There may be a way around it:
https://en.wikipedia.org/wiki/National_Popular_Vote_Interstate_Compact
National Popular Vote Interstate Compact
The National Popular Vote Interstate Compact (NPVIC) is an agreement among a group of U.S. states and the District of Columbia to award all their electoral votes to whichever presidential candidate wins the overall popular vote in the 50 states and the District of Columbia. The compact is designed to ensure that the candidate who receives the most votes nationwide is elected president, and it would come into effect only when it would guarantee that outcome.[2][3] As of March 2019[update], it has been adopted by thirteen states and the District of Columbia. Together, they have 184 electoral votes, which is 34.2% of the Electoral College and 68.1% of the 270 votes needed to give the compact legal force.
Mechanism[edit]
Proposed in the form of an interstate compact, the agreement would go into effect among the participating states in the compact only after they collectively represent an absolute majority of votes (currently at least 270) in the Electoral College. In the next presidential election after adoption by the requisite number of states, the participating states would award all of their electoral votes to the candidate with the largest national popular vote total in the 50 states and the District of Columbia.
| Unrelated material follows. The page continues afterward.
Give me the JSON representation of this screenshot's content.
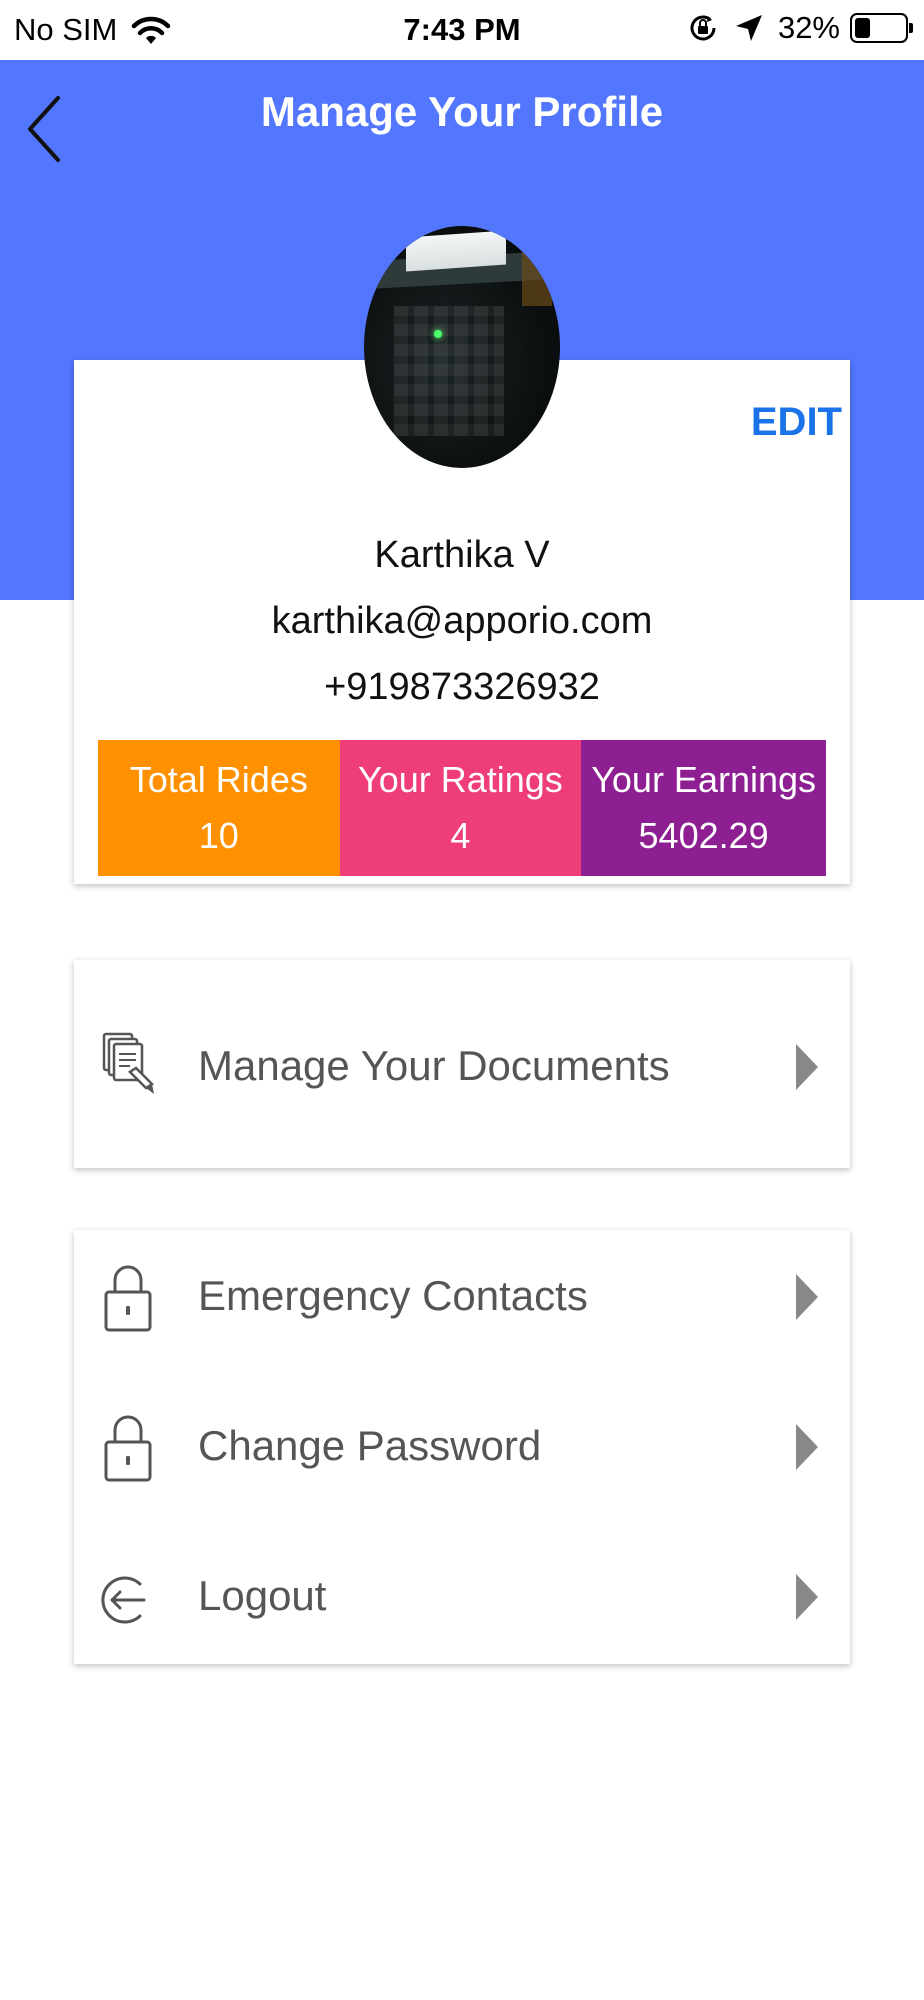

As a result, that candidate would win the presidency by securing a majority of votes in the Electoral College. Until the compact's conditions are met, all states award electoral votes in their current manner.
The compact would modify the way participating states implement Article II, Section 1, Clause 2 of the U.S. Constitution, which requires each state legislature to define a method to appoint its electors to vote in the Electoral College. The Constitution does not mandate any particular legislative scheme for selecting electors, and instead vests state legislatures with the exclusive power to choose how to allocate their states' electors (although systems that violate the 14th Amendment, which mandates equal protection of law and prohibits racial discrimination, would be prohibited).[3][4] States have chosen various methods of allocation over the years, with regular changes in the nation's early decades. Today, all but two states (Maine and Nebraska) award all their electoral votes ("winner-take-all" style) to the candidate (single winner) with the most votes (first-past-the-post system) statewide (at-large). Maine and Nebraska currently use the congressional district method, awarding one electoral vote winner-take-all in each congressional district, and their remaining two electoral votes winner-take-all in their state-wide vote.